The team, led by Valentina Ferrari and Maria Rescigno at Humanitas University in Milan, set out to investigate if bacterial metabolites could influence the expression of molecules called HLA class I on cancer cells.
Evading immune surveillance
HLA class I molecules are expressed on most cell types, including cancer cells, and they present antigens to immune cells called cytotoxic T lymphocytes, which can destroy cancer cells and other invaders. Previous research has found that various types of cancers show a reduced expression of HLA class I molecules. This diminished expression represents one of the main mechanisms used by cancer cells to evade immune surveillance — the processes by which immune cells recognize foreign pathogens or cancer cells.

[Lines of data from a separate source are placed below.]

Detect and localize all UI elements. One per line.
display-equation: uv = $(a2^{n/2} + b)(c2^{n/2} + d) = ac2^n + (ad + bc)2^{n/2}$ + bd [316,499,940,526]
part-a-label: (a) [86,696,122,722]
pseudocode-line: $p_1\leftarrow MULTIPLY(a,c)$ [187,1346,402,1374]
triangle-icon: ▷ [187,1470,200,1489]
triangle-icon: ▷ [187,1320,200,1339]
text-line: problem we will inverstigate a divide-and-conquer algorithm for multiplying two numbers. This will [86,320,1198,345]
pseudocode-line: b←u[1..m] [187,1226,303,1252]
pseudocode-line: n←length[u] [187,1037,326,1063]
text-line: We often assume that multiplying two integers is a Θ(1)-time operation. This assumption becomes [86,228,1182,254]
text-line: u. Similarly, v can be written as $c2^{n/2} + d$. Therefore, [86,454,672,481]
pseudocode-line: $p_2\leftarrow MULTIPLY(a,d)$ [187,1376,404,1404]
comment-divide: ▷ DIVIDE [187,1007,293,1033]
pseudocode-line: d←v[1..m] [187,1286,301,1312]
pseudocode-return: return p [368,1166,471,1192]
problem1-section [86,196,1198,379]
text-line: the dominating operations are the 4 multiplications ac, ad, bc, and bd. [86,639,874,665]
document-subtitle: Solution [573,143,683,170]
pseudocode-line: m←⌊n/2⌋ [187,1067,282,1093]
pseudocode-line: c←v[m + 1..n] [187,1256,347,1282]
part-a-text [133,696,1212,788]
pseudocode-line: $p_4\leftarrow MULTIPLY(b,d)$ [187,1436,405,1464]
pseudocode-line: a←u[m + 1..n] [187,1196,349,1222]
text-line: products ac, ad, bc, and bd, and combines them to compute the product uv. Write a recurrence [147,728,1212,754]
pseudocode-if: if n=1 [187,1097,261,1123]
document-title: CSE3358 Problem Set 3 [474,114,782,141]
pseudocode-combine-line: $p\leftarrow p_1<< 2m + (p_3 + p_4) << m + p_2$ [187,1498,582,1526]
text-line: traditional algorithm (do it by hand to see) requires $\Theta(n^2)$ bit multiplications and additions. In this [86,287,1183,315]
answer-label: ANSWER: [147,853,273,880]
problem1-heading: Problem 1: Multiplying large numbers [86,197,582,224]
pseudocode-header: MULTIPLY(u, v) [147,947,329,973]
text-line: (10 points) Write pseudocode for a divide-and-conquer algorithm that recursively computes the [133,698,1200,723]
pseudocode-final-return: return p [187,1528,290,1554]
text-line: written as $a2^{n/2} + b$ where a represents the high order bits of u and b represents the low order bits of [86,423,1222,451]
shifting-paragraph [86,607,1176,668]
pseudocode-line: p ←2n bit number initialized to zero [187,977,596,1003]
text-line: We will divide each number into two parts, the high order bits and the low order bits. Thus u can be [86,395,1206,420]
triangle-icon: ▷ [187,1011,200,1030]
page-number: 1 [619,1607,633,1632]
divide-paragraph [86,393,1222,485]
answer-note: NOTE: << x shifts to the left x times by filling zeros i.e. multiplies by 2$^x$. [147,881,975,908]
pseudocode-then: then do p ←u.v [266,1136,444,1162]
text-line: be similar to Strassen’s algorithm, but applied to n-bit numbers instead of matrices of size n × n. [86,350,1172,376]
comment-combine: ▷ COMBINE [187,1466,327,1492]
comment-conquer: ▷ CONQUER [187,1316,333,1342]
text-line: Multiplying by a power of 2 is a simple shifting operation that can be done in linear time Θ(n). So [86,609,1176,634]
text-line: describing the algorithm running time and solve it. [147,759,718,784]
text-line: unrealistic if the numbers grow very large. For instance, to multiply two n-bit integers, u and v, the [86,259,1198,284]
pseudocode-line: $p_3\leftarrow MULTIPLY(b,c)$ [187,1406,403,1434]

The researchers generated microbial metabolites from Bifidobacterium longum and Akkermansia muciniphila, two bacterial strains that have been associated with increased responses to immunotherapy in cancer patients, as well as a strain of Lactobacillus paracasei, which the team had been previously identified. Then, the researchers tested these microbial metabolites on breast cancer cells grown in a lab dish.
Metabolites released by L. paracasei boosted the expression of HLA class I molecules on the surface of cancer cells, the researchers found. Metabolites from another Lactobacillus strain, L. vaginalis, also increased the expression of these molecules.
The increased the expression of HLA class I molecules on the surface of cancer cells resulted in the activation of cytotoxic T lymphocytes, which ultimately destroyed cancer cells.
Bacterial metabolites combined with different immunotherapy treatments also boosted the expression of HLA class I molecules and reduced tumor growth of both melanoma and breast cancer cells.
Further experiments showed that the upregulation of HLA class I expression on cancer cells is dependent on the activation of innate inflammatory pathways. Metabolites released by B. longum or A. muciniphila did not upregulate the expression of HLA class I molecules, the researchers found.
“Our results suggest that discovering treatments that increase HLA class I expression could improve anti-cancer immune responses by enabling [cytotoxic T lymphocytes] to recognize and eliminate malignant cells,” the authors say.